In BJP-ruled Assam — the largest tea-producing state — the announcement of a new minimum wage is imminent. The current daily wage there is Rs 167. It is Rs 176 in Bengal.

“The daily wage is higher in Bengal than in Assam, but only marginally. However, unlike Bengal, Assam has already proposed a composite daily wage of Rs 351.33 and sought the opinion of planters so it can be finalised. Mamata Banerjee and her party will not want Assam to announce the minimum wage first,” said a senior union leader.

More delays in Bengal might prompt non-Trinamul unions to launch a fresh agitation.

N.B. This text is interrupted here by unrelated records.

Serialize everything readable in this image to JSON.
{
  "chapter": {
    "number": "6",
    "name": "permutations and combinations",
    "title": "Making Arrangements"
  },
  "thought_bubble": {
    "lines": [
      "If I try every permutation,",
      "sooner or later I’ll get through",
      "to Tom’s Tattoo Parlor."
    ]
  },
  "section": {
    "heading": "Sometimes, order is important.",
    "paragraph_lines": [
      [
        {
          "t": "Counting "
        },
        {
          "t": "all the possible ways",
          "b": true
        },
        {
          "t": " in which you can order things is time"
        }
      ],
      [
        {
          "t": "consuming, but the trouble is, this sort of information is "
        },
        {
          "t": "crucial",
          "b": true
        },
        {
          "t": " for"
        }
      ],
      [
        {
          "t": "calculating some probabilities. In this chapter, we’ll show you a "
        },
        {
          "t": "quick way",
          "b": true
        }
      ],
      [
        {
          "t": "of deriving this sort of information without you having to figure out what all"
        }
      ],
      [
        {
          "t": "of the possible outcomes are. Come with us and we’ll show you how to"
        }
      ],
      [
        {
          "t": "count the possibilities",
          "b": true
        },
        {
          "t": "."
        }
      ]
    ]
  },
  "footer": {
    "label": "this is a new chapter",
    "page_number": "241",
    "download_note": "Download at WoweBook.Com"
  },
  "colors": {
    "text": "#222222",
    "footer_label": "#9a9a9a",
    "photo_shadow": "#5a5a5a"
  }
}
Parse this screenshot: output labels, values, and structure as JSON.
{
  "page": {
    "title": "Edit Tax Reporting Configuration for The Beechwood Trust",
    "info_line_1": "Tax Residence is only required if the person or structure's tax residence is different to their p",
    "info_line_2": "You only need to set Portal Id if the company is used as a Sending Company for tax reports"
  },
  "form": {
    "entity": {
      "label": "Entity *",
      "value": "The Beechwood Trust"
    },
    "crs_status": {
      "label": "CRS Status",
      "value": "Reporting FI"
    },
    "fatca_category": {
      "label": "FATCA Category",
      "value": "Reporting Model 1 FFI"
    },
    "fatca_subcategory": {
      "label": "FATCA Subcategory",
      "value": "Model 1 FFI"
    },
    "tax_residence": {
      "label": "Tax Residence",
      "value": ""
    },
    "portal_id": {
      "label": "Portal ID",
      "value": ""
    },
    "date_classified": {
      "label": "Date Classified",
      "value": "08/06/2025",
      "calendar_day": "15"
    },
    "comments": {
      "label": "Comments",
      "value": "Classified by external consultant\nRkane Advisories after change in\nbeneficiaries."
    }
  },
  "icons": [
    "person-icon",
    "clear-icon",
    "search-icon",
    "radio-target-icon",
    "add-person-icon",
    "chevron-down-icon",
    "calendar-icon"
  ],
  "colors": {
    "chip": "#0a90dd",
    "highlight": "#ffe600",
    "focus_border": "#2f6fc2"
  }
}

“If the state announces the minimum wage ahead of Assam, it would help Trinamul consolidate support in Bengal’s tea belt and use the issue to campaign against the BJP,” said an observer.

Bengal has at least four Lok Sabha seats where tea workers’ votes are decisive. “We have said the meeting (on minimum wage) should be held by December 21,” said Mani Kumar Darnal, joint general secretary of Intuc-backed National Union of Plantation Workers.

“The unions want a 1:3 ratio (of workers to dependants). We want the number of dependants to be less,” said Prabir Bhattacharjee, secretary-general of the Tea Association of India.